14 Temmuz da herhangi birimize Fetö nasıl biridir diye sorulsaydı samimi olun ne derdiniz? Dinimizi ve ülkemizi dışarıda temsil eden misyoner,hayırsever  hizmetsever  diye addetmezmiydiniz? yüzde doksanı bu düşünceydi.Bu dost görünüp zalimlik yapan o'nlarca insanımızı Allah, kuran ile kandırarak dini duygusunu istismar ederek gerek dönem dönem siyasileride kullanarak ülkemizi maddi ve manevi olarak bu güruhlar kullanmıştır. Devletin kılcal damarlarına kadar uzanan neredeyse 15 temmuzda ülke yönetimini ele geçirecek kadar kendisini güçlü gören bu alçaklara bu müptezellere desteği kimler verdi. Zalim ABD ve yandaşları Ne zaman ki, Türkiye RUSYA veya Ortadoğu ülkeleri ile ticari veya insani ilişkilere gireceği sırada önümüze yeni oyunlar, yeni tezgahlar,yeni senaryolar koymaktalar. Bugün anket yapınız MHP görüşlü birçok vatandaşımız Sayın Devlet BAHÇELİ'ye feveran etmekte kendi açılarından haklı işin ideolojik boyutuna baktığımızda AKP ile MHP'nin 15 Temmuz öncesine kadar birbirlerine siyaseten ağza alınmayacak hakaretler vs bunlar bir yerde seçmenleri kızdırmakta. Zira hiç bir seçmen bunu aklından çıkarmamalı ki, dün böyleydi bugün neden? Bugün değerli okurlarım ikinci SEVR'i bize yaşatmaya ve dayatmaya çalışan bu güruhlara karşı tek bilek tek yumruk olmak zamanı olduğunu Sayın Bahçeli görmüştür.O'na görede birinci davamızın Türkiye Cumhuriyeti'nin ikbal ve istiklal davası olduğunu bilge liderliğiyle göstermiştir.Mesele iktidar olmak değil.

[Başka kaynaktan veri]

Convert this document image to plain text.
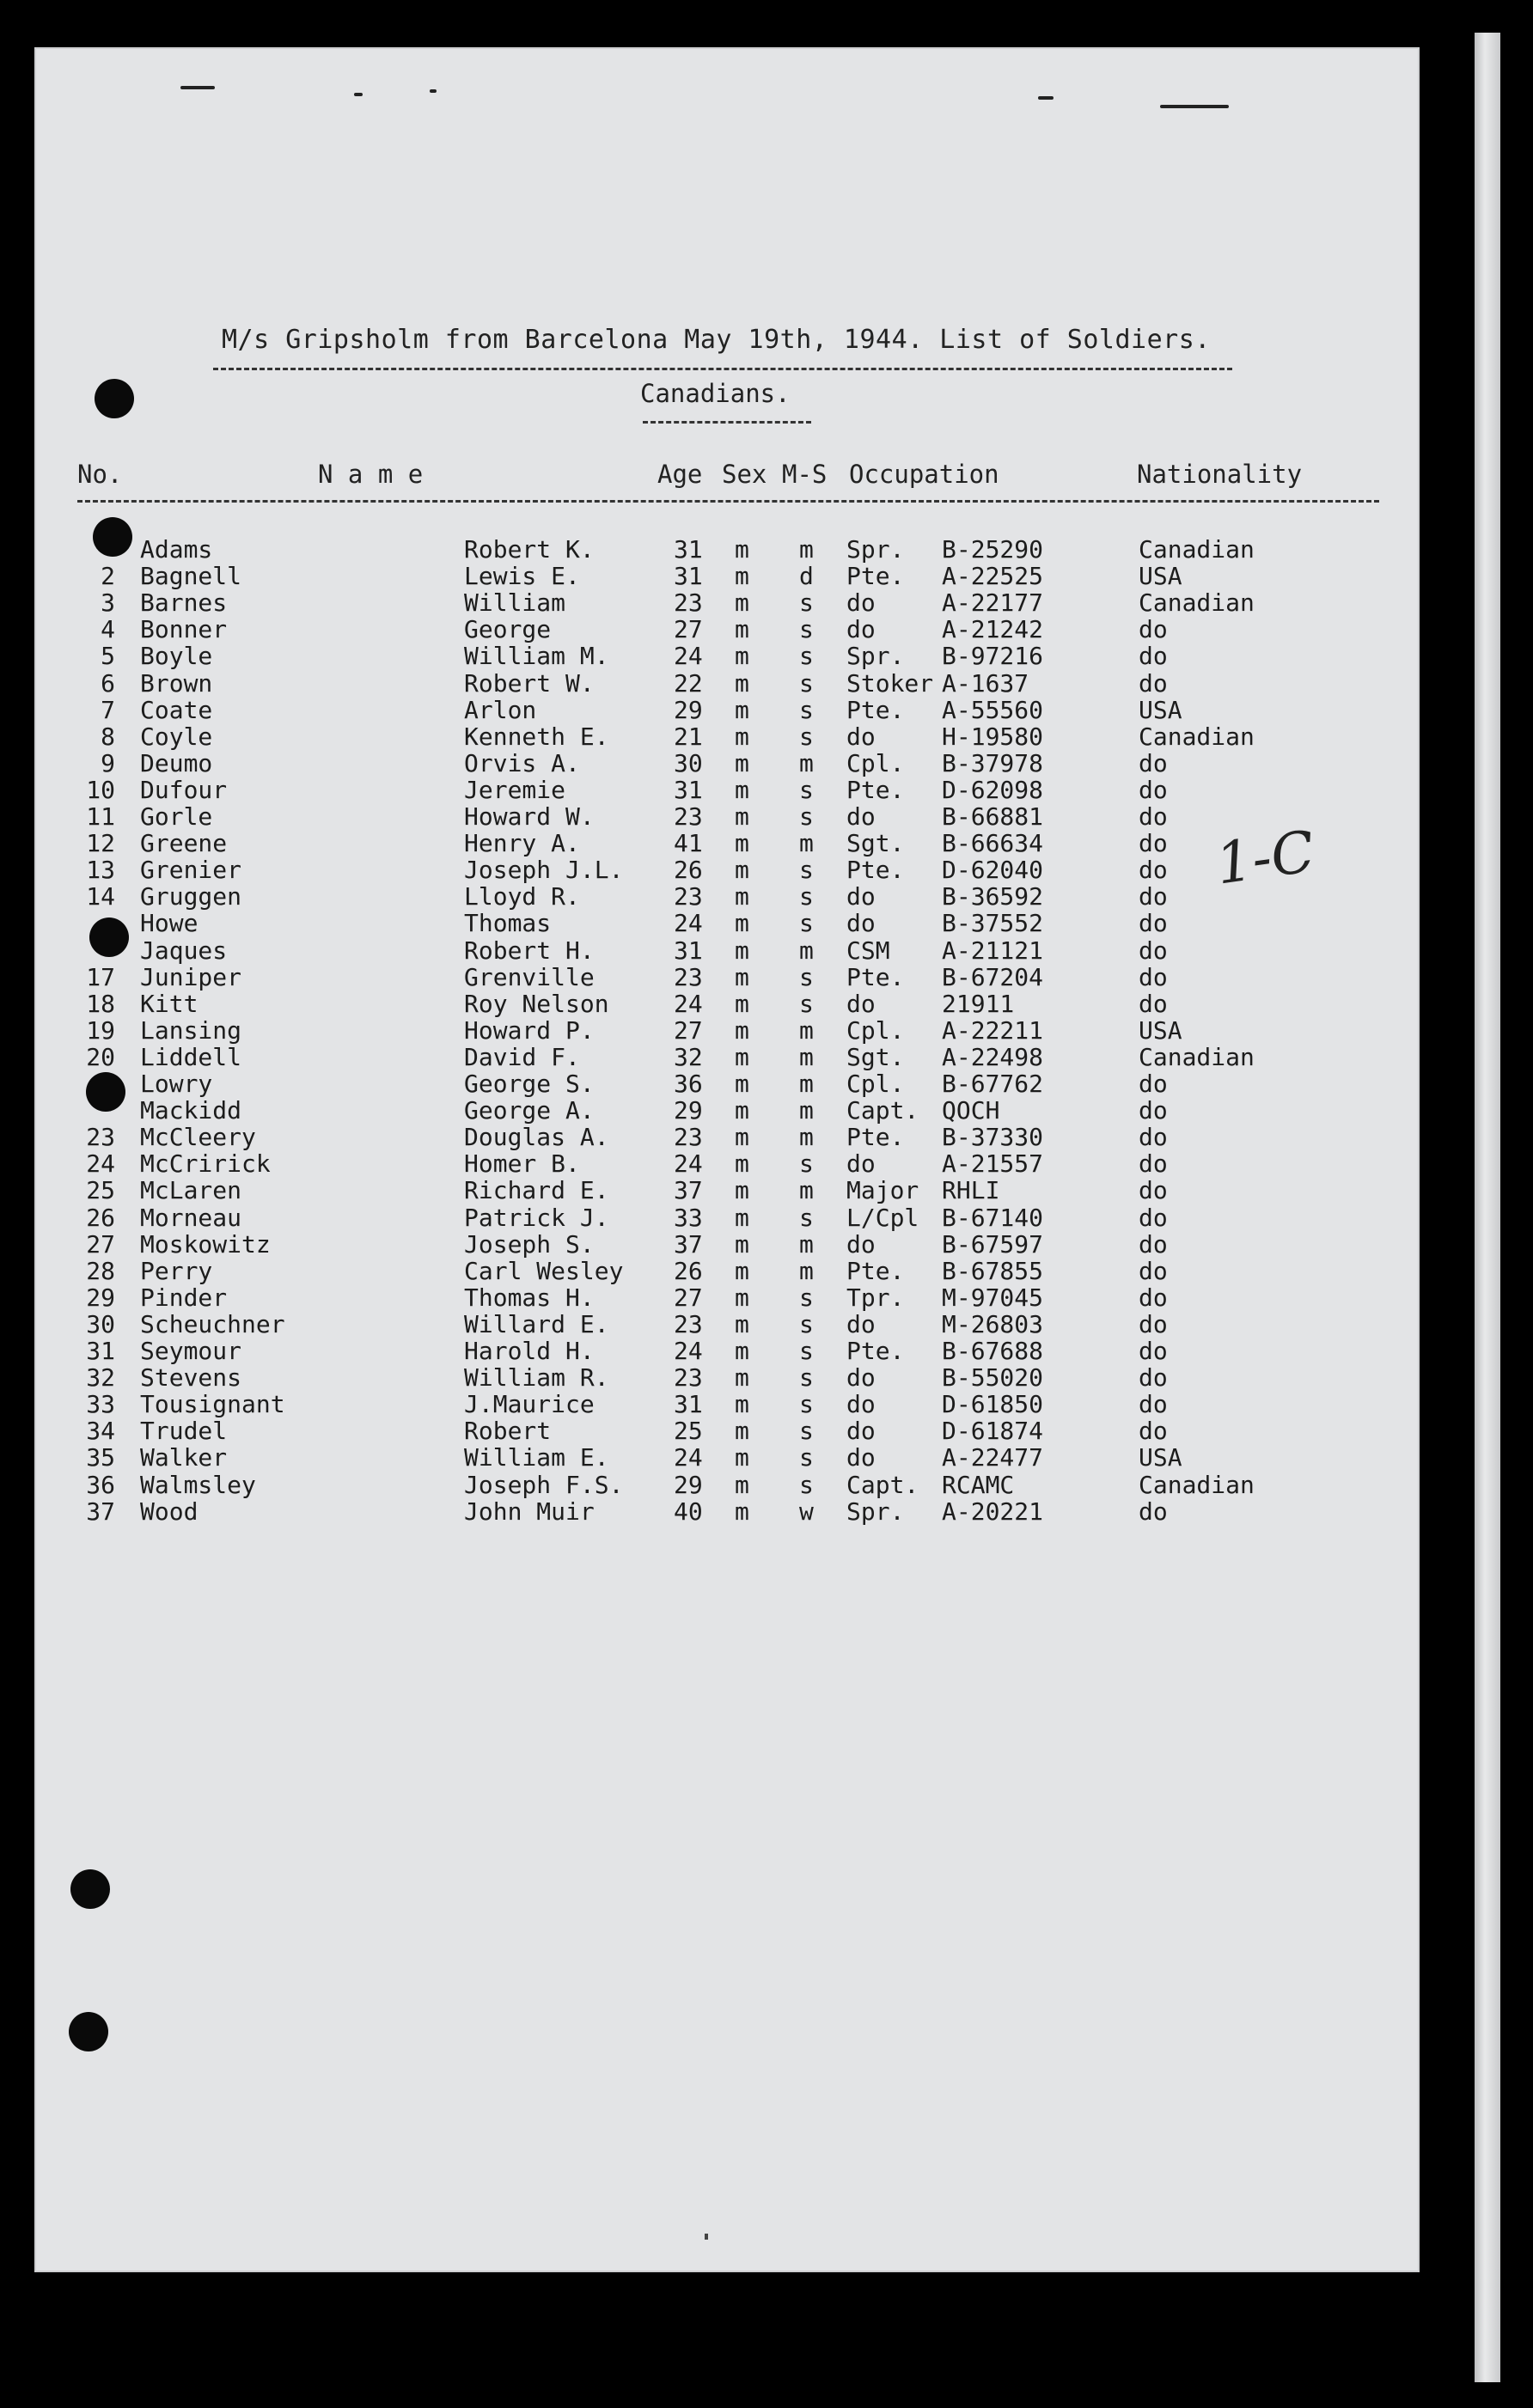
M/s Gripsholm from Barcelona May 19th, 1944. List of Soldiers.
Canadians.
No.	N a m e	Age Sex M-S Occupation	Nationality
Adams	Robert K.	31 m m Spr. B-25290	Canadian
2 Bagnell	Lewis E.	31 m d Pte. A-22525	USA
3 Barnes	William	23 m s do	A-22177	Canadian
4 Bonner	George	27 m s do	A-21242	do
5 Boyle	William M.	24 m s Spr. B-97216	do
6 Brown	Robert W.	22 m s Stoker A-1637	do
7 Coate	Arlon	29 m s Pte. A-55560	USA
8 Coyle	Kenneth E.	21 m s do	H-19580	Canadian
9 Deumo	Orvis A.	30 m m Cpl. B-37978	do
10 Dufour	Jeremie	31 m s Pte. D-62098	do
11 Gorle	Howard W.	23 m s do	B-66881	do
12 Greene	Henry A.	41 m m Sgt. B-66634	do
13 Grenier	Joseph J.L. 26 m s Pte. D-62040	do
14 Gruggen	Lloyd R.	23 m s do	B-36592	do
Howe	Thomas	24 m s do	B-37552	do
Jaques	Robert H.	31 m m CSM A-21121	do
17 Juniper	Grenville	23 m s Pte. B-67204	do
18 Kitt	Roy Nelson	24 m s do	21911	do
19 Lansing	Howard P.	27 m m Cpl. A-22211	USA
20 Liddell	David F.	32 m m Sgt. A-22498	Canadian
Lowry	George S.	36 m m Cpl. B-67762	do
Mackidd	George A.	29 m m Capt. QOCH	do
23 McCleery	Douglas A.	23 m m Pte. B-37330	do
24 McCririck	Homer B.	24 m s do	A-21557	do
25 McLaren	Richard E.	37 m m Major RHLI	do
26 Morneau	Patrick J.	33 m s L/Cpl B-67140	do
27 Moskowitz	Joseph S.	37 m m do	B-67597	do
28 Perry	Carl Wesley 26 m m Pte. B-67855	do
29 Pinder	Thomas H.	27 m s Tpr. M-97045	do
30 Scheuchner	Willard E.	23 m s do	M-26803	do
31 Seymour	Harold H.	24 m s Pte. B-67688	do
32 Stevens	William R.	23 m s do	B-55020	do
33 Tousignant	J.Maurice	31 m s do	D-61850	do
34 Trudel	Robert	25 m s do	D-61874	do
35 Walker	William E.	24 m s do	A-22477	USA
36 Walmsley	Joseph F.S. 29 m s Capt. RCAMC	Canadian
37 Wood	John Muir	40 m w Spr. A-20221	do
1-C
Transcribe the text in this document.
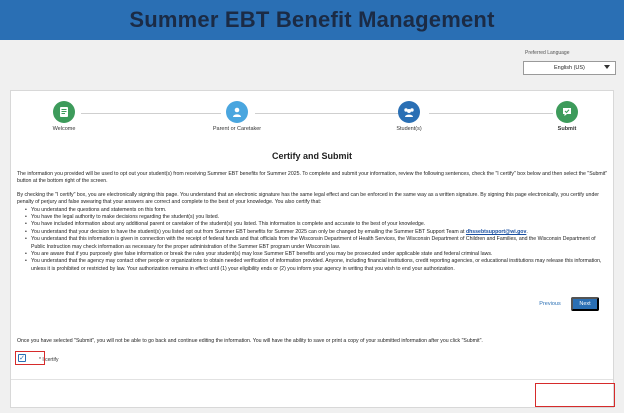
Summer EBT Benefit Management
Preferred Language
English (US)
Welcome	Parent or Caretaker	Student(s)	Submit
Certify and Submit

The information you provided will be used to opt out your student(s) from receiving Summer EBT benefits for Summer 2025. To complete and submit your information, review the following sentences, check the "I certify" box below and then select the "Submit" button at the bottom right of the screen.

By checking the "I certify" box, you are electronically signing this page. You understand that an electronic signature has the same legal effect and can be enforced in the same way as a written signature. By signing this page electronically, you certify under penalty of perjury and false swearing that your answers are correct and complete to the best of your knowledge. You also certify that:

• You understand the questions and statements on this form.
• You have the legal authority to make decisions regarding the student(s) you listed.
• You have included information about any additional parent or caretaker of the student(s) you listed. This information is complete and accurate to the best of your knowledge.
• You understand that your decision to have the student(s) you listed opt out from Summer EBT benefits for Summer 2025 can only be changed by emailing the Summer EBT Support Team at dhssebtsupport@wi.gov.
• You understand that this information is given in connection with the receipt of federal funds and that officials from the Wisconsin Department of Health Services, the Wisconsin Department of Children and Families, and the Wisconsin Department of Public Instruction may check information as necessary for the proper administration of the Summer EBT program under Wisconsin law.
• You are aware that if you purposely give false information or break the rules your student(s) may lose Summer EBT benefits and you may be prosecuted under applicable state and federal criminal laws.
• You understand that the agency may contact other people or organizations to obtain needed verification of information provided. Anyone, including financial institutions, credit reporting agencies, or educational institutions may release this information, unless it is prohibited or restricted by law. Your authorization remains in effect until (1) your eligibility ends or (2) you inform your agency in writing that you wish to end your authorization.
Once you have selected "Submit", you will not be able to go back and continue editing the information. You will have the ability to save or print a copy of your submitted information after you click "Submit".
✓	* I certify
Previous	Next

Dış tehditlerde bir ve beraber olmaktır. Bunu bazen sabit fikirlilere anlatmak  çok zor. Bu gün darbe ile gerçekleştiremediklerini ekonomik krizler yaratarak yapmaya çalıştıkları aşikardır. Dünya da ne değişti ki, döviz, altın aldı başını gidiyor. Bu da ekonomik bir darbe ve terör saldırısı olduğunu hiç kimse aklından çıkarmamalıdır.Türkiye'nin kendi arabamı yaparım hamasetli tavırları, karşısında çılgına dönen ve kendilerine bağımlı yaşamamızı isteye Küresel güçler ayrıca İran ile de ticari yakınlaşmamız da ağızlarındaki salyaları daha da köpürtmektedir.Bu doğrultu da hepimiz siyasi düşüncesi ne olursa olsun  bir kenara koyarak vatan ve millet adına nasıl üretken olabiliriz o'nun kaygısına düşmeliyiz. Bu yıldırmalar asla ve kata bizleri olumsuz etkilememeli birlik ve beraberliğe en fazla olduğumuz bu geçici süreçte yek vücut olmamız gerektiğine çünkü biz güçlü Türkiye’yiz  Allah'ın izini  ile bu kefereleri yerle yeksan edecek güçteyiz.